Lontemps méconnue, confondue avec d'autres voire restée dans l'anonymat, l'Œuvre de Pierre Ernou (Angers, 23 mars 1665 - ap. 1739), « chevalier de l'ordre portugais du Christ », réapparaît petit à petit, témoignant du goût de la Régence pour une peinture sucrée.
Demeuré dans l'ombre de ses maîtres, Ernou produisit à ses débuts des portraits très emprunts de l'art de Nicolas de Largillierre. Il s'en émancipa ensuite pour créer sa propore manière faite de couleurs vives et éclatantes.

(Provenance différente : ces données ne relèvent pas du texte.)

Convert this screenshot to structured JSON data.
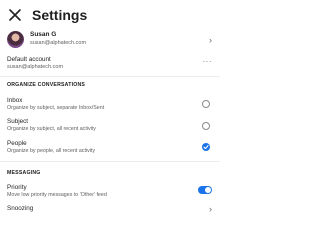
{
  "header": {
    "title": "Settings"
  },
  "profile": {
    "name": "Susan G",
    "email": "susan@alphatech.com"
  },
  "default_account": {
    "label": "Default account",
    "value": "susan@alphatech.com"
  },
  "organize": {
    "heading": "ORGANIZE CONVERSATIONS",
    "options": [
      {
        "title": "Inbox",
        "subtitle": "Organize by subject, separate Inbox/Sent",
        "selected": false
      },
      {
        "title": "Subject",
        "subtitle": "Organize by subject, all recent activity",
        "selected": false
      },
      {
        "title": "People",
        "subtitle": "Organize by people, all recent activity",
        "selected": true
      }
    ]
  },
  "messaging": {
    "heading": "MESSAGING",
    "priority": {
      "title": "Priority",
      "subtitle": "Move low priority messages to 'Other' feed",
      "enabled": true
    },
    "snoozing": {
      "title": "Snoozing"
    }
  },
  "colors": {
    "accent": "#1a73e8"
  }
}
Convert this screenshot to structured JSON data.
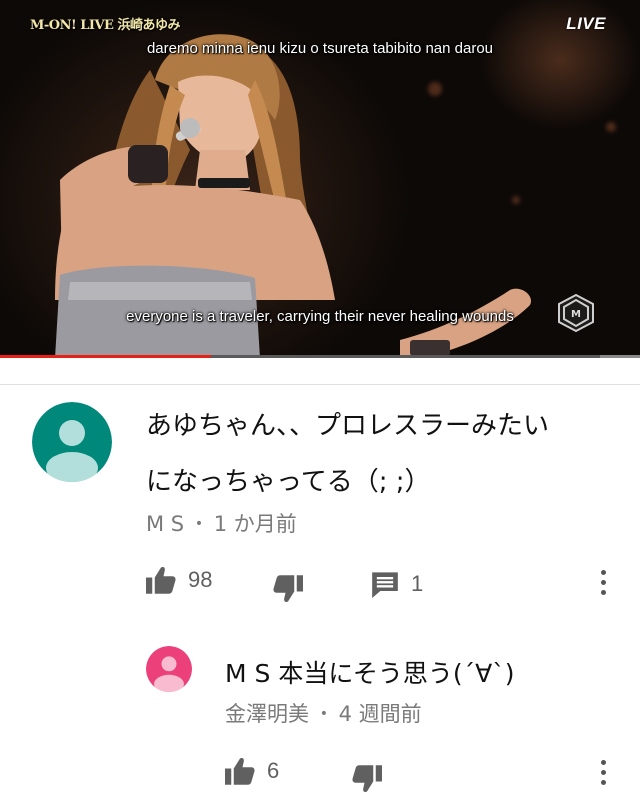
{
  "video": {
    "overlay_label": "M-ON! LIVE 浜崎あゆみ",
    "live_label": "LIVE",
    "subtitle_top": "daremo minna ienu kizu o tsureta tabibito nan darou",
    "subtitle_bottom": "everyone is a traveler, carrying their never healing wounds",
    "progress": 0.33,
    "channel_logo_icon": "m-on-logo-icon"
  },
  "comment": {
    "text_line1": "あゆちゃん、、プロレスラーみたい",
    "text_line2": "になっちゃってる（; ;）",
    "author": "M S",
    "separator": "•",
    "time": "1 か月前",
    "like_count": "98",
    "reply_count": "1",
    "avatar_color": "#00897b"
  },
  "reply": {
    "text": "M S 本当にそう思う(´∀`)",
    "author": "金澤明美",
    "separator": "•",
    "time": "4 週間前",
    "like_count": "6",
    "avatar_color": "#ec407a"
  },
  "colors": {
    "progress_red": "#e62117",
    "icon_gray": "#606060"
  }
}
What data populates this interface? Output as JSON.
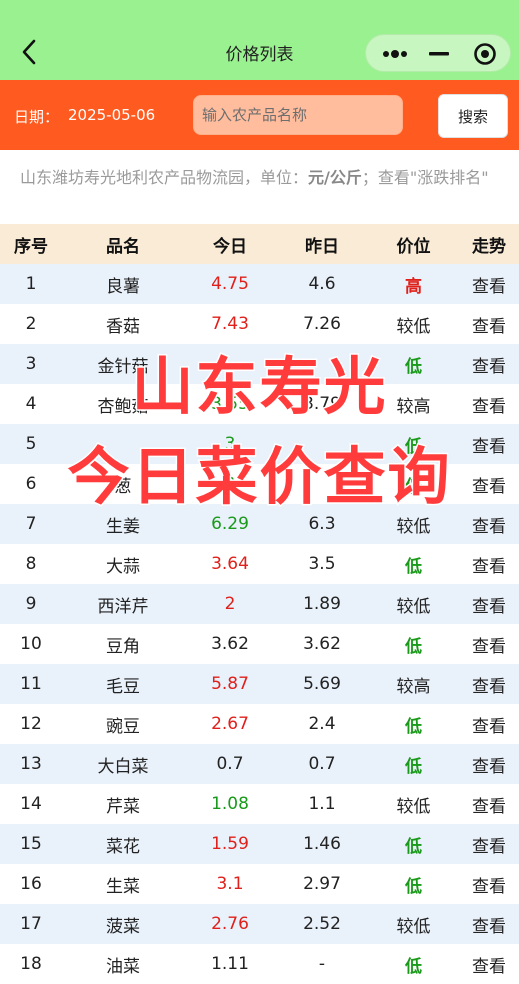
{
  "nav": {
    "title": "价格列表",
    "back_icon": "back-arrow-icon",
    "more_icon": "more-dots-icon",
    "minimize_icon": "minimize-icon",
    "close_icon": "target-close-icon"
  },
  "colors": {
    "navbar": "#99f28f",
    "searchbar": "#ff5a1f",
    "header_row": "#faebd7",
    "stripe": "#e9f1fb",
    "up": "#e0201a",
    "down": "#1a9a1a",
    "overlay": "#ff3b3b"
  },
  "search": {
    "date_label": "日期：",
    "date_value": "2025-05-06",
    "placeholder": "输入农产品名称",
    "button": "搜索"
  },
  "notice": {
    "text_1": "山东潍坊寿光地利农产品物流园，单位：",
    "unit": "元/公斤",
    "text_2": "；查看\"涨跌排名\""
  },
  "table": {
    "headers": [
      "序号",
      "品名",
      "今日",
      "昨日",
      "价位",
      "走势"
    ],
    "rows": [
      {
        "no": "1",
        "name": "良薯",
        "today": "4.75",
        "today_dir": "up",
        "yesterday": "4.6",
        "level": "高",
        "level_kind": "high",
        "trend": "查看"
      },
      {
        "no": "2",
        "name": "香菇",
        "today": "7.43",
        "today_dir": "up",
        "yesterday": "7.26",
        "level": "较低",
        "level_kind": "other",
        "trend": "查看"
      },
      {
        "no": "3",
        "name": "金针菇",
        "today": "",
        "today_dir": "down",
        "yesterday": "",
        "level": "低",
        "level_kind": "low",
        "trend": "查看"
      },
      {
        "no": "4",
        "name": "杏鲍菇",
        "today": "3.55",
        "today_dir": "down",
        "yesterday": "3.79",
        "level": "较高",
        "level_kind": "other",
        "trend": "查看"
      },
      {
        "no": "5",
        "name": "",
        "today": "3",
        "today_dir": "down",
        "yesterday": "",
        "level": "低",
        "level_kind": "low",
        "trend": "查看"
      },
      {
        "no": "6",
        "name": "葱",
        "today": "0",
        "today_dir": "down",
        "yesterday": "",
        "level": "低",
        "level_kind": "low",
        "trend": "查看"
      },
      {
        "no": "7",
        "name": "生姜",
        "today": "6.29",
        "today_dir": "down",
        "yesterday": "6.3",
        "level": "较低",
        "level_kind": "other",
        "trend": "查看"
      },
      {
        "no": "8",
        "name": "大蒜",
        "today": "3.64",
        "today_dir": "up",
        "yesterday": "3.5",
        "level": "低",
        "level_kind": "low",
        "trend": "查看"
      },
      {
        "no": "9",
        "name": "西洋芹",
        "today": "2",
        "today_dir": "up",
        "yesterday": "1.89",
        "level": "较低",
        "level_kind": "other",
        "trend": "查看"
      },
      {
        "no": "10",
        "name": "豆角",
        "today": "3.62",
        "today_dir": "same",
        "yesterday": "3.62",
        "level": "低",
        "level_kind": "low",
        "trend": "查看"
      },
      {
        "no": "11",
        "name": "毛豆",
        "today": "5.87",
        "today_dir": "up",
        "yesterday": "5.69",
        "level": "较高",
        "level_kind": "other",
        "trend": "查看"
      },
      {
        "no": "12",
        "name": "豌豆",
        "today": "2.67",
        "today_dir": "up",
        "yesterday": "2.4",
        "level": "低",
        "level_kind": "low",
        "trend": "查看"
      },
      {
        "no": "13",
        "name": "大白菜",
        "today": "0.7",
        "today_dir": "same",
        "yesterday": "0.7",
        "level": "低",
        "level_kind": "low",
        "trend": "查看"
      },
      {
        "no": "14",
        "name": "芹菜",
        "today": "1.08",
        "today_dir": "down",
        "yesterday": "1.1",
        "level": "较低",
        "level_kind": "other",
        "trend": "查看"
      },
      {
        "no": "15",
        "name": "菜花",
        "today": "1.59",
        "today_dir": "up",
        "yesterday": "1.46",
        "level": "低",
        "level_kind": "low",
        "trend": "查看"
      },
      {
        "no": "16",
        "name": "生菜",
        "today": "3.1",
        "today_dir": "up",
        "yesterday": "2.97",
        "level": "低",
        "level_kind": "low",
        "trend": "查看"
      },
      {
        "no": "17",
        "name": "菠菜",
        "today": "2.76",
        "today_dir": "up",
        "yesterday": "2.52",
        "level": "较低",
        "level_kind": "other",
        "trend": "查看"
      },
      {
        "no": "18",
        "name": "油菜",
        "today": "1.11",
        "today_dir": "same",
        "yesterday": "-",
        "level": "低",
        "level_kind": "low",
        "trend": "查看"
      }
    ]
  },
  "overlay": {
    "line_1": "山东寿光",
    "line_2": "今日菜价查询"
  }
}
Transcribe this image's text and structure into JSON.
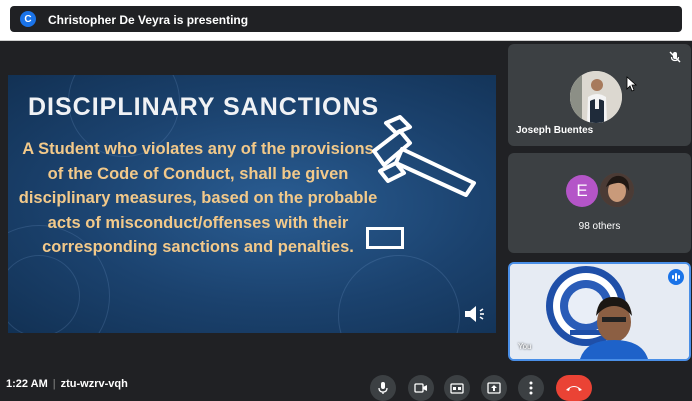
{
  "presenter": {
    "initial": "C",
    "banner": "Christopher De Veyra is presenting"
  },
  "slide": {
    "title": "DISCIPLINARY SANCTIONS",
    "body": "A Student who violates any of the provisions of the Code of Conduct, shall be given disciplinary measures, based on the probable acts of misconduct/offenses with their corresponding sanctions and penalties."
  },
  "participants": {
    "tile1": {
      "name": "Joseph Buentes",
      "muted": true
    },
    "tile2": {
      "avatar_initial": "E",
      "count_label": "98 others"
    },
    "tile3": {
      "label": "You",
      "speaking": true
    }
  },
  "bottombar": {
    "time": "1:22 AM",
    "meeting_code": "ztu-wzrv-vqh"
  },
  "icons": {
    "controls": [
      "mic-icon",
      "camera-icon",
      "captions-icon",
      "present-icon",
      "more-icon",
      "end-call-icon"
    ]
  },
  "colors": {
    "accent": "#1a73e8",
    "end_call": "#ea4335",
    "slide_text": "#f2c98a"
  }
}
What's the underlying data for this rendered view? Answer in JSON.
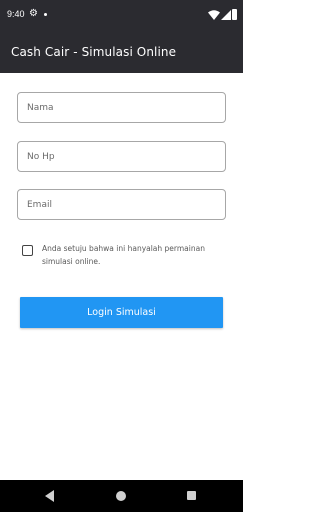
{
  "status_bar": {
    "time": "9:40",
    "icons": [
      "gear-icon",
      "notification-dot-icon",
      "wifi-icon",
      "signal-icon",
      "battery-icon"
    ]
  },
  "app_bar": {
    "title": "Cash Cair - Simulasi Online"
  },
  "form": {
    "name_placeholder": "Nama",
    "phone_placeholder": "No Hp",
    "email_placeholder": "Email",
    "name_value": "",
    "phone_value": "",
    "email_value": "",
    "consent_text": "Anda setuju bahwa ini hanyalah permainan simulasi online.",
    "consent_checked": false,
    "login_label": "Login Simulasi"
  },
  "nav_bar": {
    "icons": [
      "back-icon",
      "home-icon",
      "recents-icon"
    ]
  },
  "colors": {
    "toolbar": "#2b2b30",
    "primary_button": "#2196f3",
    "field_border": "#a7a7a7"
  }
}
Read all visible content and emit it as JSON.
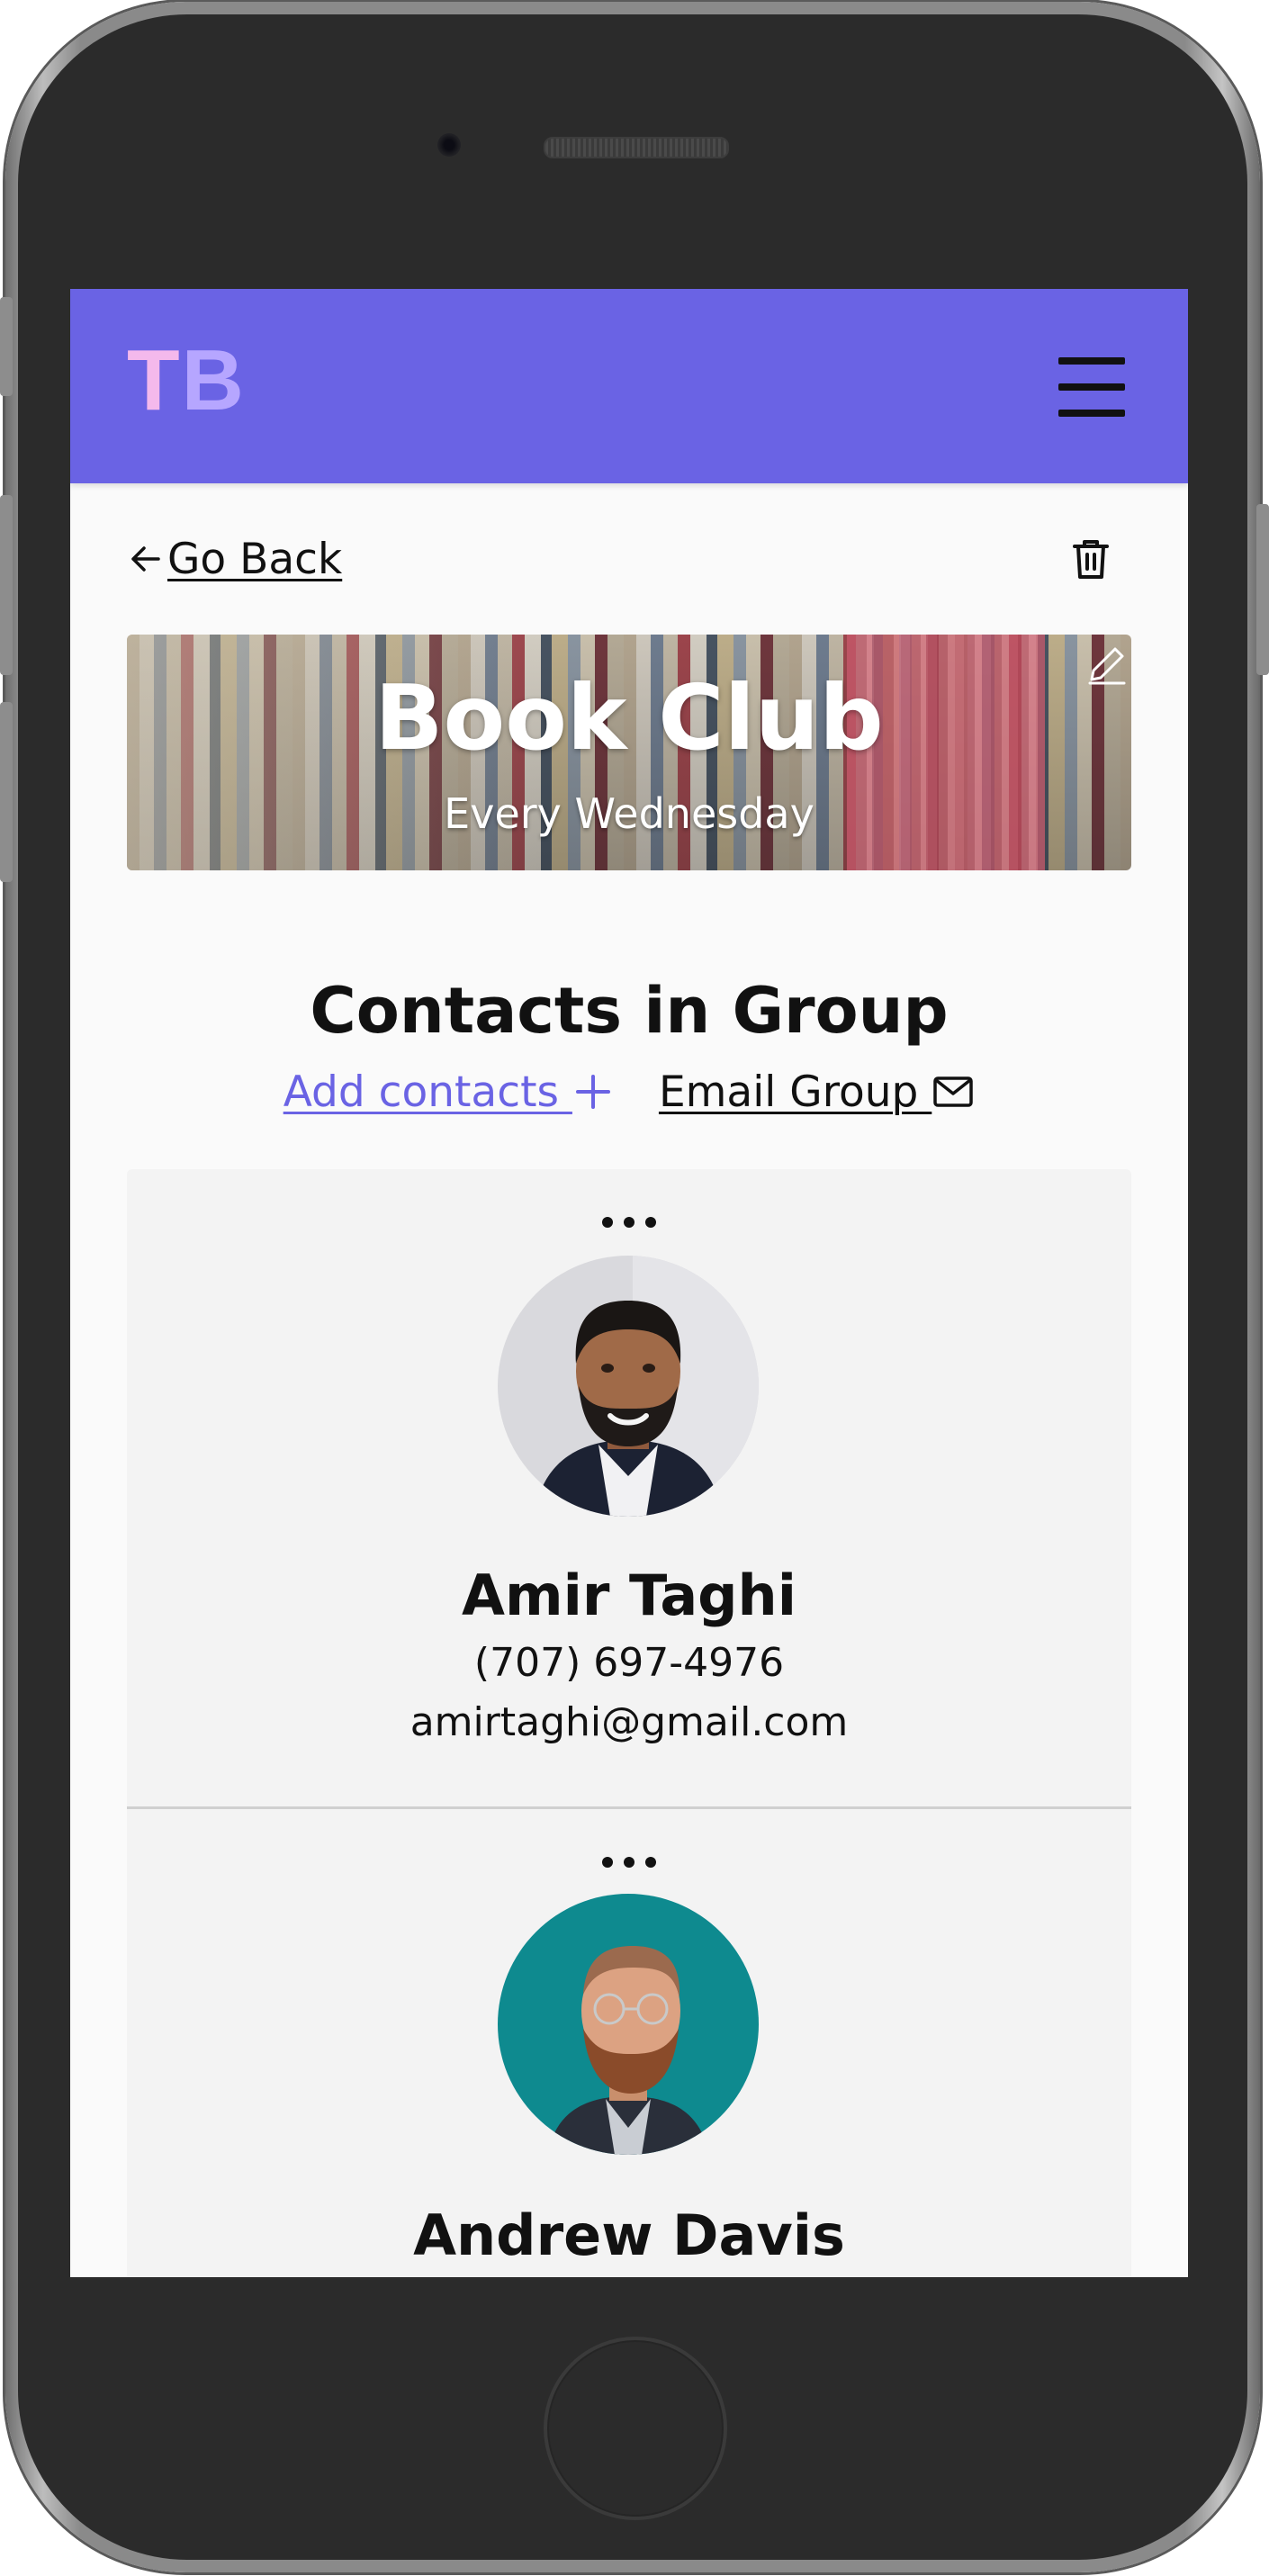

La diversité de ses modèles montre sa popularité à Paris, lui qui était né à Angers où il débuta sa carrière dans l'atelier de son père.
En 1885, Anatole de Montaiglon résumait ce que l'on savait alors d'Ernou (Revue de l’art Français ancien et moderne, 2e année, 1885, p. 106-107) :
« Dans bien des cas, il faudrait penser à relire ce qu'on a lu. C’est ce qui m'arrive pour la question sur le chevalier Emou que j’aurais dû savoir ne pas avoir à poser. La réponse se trouvait d'avance dans deux livres excellents dont je fais grand cas, que j'ai chez moi sous la main et que j'ai lus quand ils ont paru. M. Michel, l’un des conservateurs du musée d'Angers, m'y renvoie, et aussi leur auteur, mon ami M. célestin Port, qui s'étonne à juste titre et vis-à-vis de qui j'ai à m'excuser de mon lapsus memorisæ. Il a parlé deux fois de notre peintre dans ses Artistes angevins dont le tirage à part a été donné par lui en 1881 à la collection annexe de notre société de l’Art français où le chevalier Ernou a son article, p. 107. Il en avait déjà parlé en 1876 dans le tome II de son dictionnaire de Maine-et-Loire, p. 118 ».